In the motion of notice dated February 26, 2024 and marked FCT/ABJ/CR/617/2023, Agunloye attached Nigeria’s defence at the arbitration wherein the country alleged that Adesanya made repeated attempts to exploit and fraudulently extract huge sums of money from the country “on false pretences”.

 

The document said that “Mr. Adesanya repeatedly sought to undermine Nigeria’s defence of this Arbitration by all means possible without regard to legality.
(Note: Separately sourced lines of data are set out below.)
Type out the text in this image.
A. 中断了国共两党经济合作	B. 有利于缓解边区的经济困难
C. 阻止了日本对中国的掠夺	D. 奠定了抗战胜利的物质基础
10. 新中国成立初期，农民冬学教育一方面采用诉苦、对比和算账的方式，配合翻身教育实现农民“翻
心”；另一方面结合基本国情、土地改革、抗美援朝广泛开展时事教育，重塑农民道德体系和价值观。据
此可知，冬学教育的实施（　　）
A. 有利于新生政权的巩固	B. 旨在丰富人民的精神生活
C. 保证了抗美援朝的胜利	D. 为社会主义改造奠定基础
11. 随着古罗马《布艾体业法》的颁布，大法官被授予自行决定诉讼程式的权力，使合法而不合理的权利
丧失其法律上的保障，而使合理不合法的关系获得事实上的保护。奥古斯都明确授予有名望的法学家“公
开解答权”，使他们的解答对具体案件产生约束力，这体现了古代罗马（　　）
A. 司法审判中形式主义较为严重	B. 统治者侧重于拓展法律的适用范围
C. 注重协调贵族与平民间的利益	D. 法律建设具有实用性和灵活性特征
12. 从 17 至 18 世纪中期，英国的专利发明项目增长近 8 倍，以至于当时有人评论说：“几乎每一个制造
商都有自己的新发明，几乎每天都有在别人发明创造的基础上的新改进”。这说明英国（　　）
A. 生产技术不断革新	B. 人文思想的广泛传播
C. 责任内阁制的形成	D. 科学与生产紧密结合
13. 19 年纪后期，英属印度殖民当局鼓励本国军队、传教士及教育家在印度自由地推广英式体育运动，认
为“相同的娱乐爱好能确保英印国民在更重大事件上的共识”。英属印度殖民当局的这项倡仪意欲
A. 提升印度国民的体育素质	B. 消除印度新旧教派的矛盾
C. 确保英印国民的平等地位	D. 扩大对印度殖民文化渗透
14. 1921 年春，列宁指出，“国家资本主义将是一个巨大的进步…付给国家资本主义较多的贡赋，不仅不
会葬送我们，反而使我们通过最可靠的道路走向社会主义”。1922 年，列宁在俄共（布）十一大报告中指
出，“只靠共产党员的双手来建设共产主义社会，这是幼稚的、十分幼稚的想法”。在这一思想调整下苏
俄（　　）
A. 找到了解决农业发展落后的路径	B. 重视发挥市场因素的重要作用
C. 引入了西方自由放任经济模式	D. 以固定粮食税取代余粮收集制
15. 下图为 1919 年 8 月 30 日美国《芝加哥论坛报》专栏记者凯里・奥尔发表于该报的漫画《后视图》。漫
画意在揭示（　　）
As detailed below, Mr. Adesanya attempted to bribe the former Minister of Water Resources, Mr. Suleiman Adamu, in the lead-up to the settlement meeting between Sunrise and Nigeria in London on 9 November 2019 by offering him money and women and sought to bribe the former Attorney General of Nigeria and Abubakar Malami, also with money and women, in order to take decisions favourable to Sunrise and influence Nigeria’s defence in this Arbitration.

 

“A look at the pictures of smiling young women whom Mr. Adesanya blithely offered to Mr. Adamu in November 2019 during the settlement discussions and latterly the Attorney General as inducements, can leave no doubt about Mr. Adesanya’s character.

 

“The below extract of Mr. Adesanya’s WhatsApp message to Mr. Malami with a picture of a woman in November 2021, when Mr. Adesanya was lobbying Nigeria is illustrative.”

 

The Nigerian government argued in the document that Adesanya is a man “who fully understands” how to game and take advantage of the weaknesses in the institutions of the Nigerian government.

 

According to the document, “He wrongfully procures contracts that his companies are incapable of performing, colludes with key Government officials to obtain confidential Government documents, creates a semblance of credibility through document exchanges with Government officials, files claims against the Government, and then unlawfully seeks to pressure the Government to enter into settlement agreements with his companies in order to obtain a pay-out.”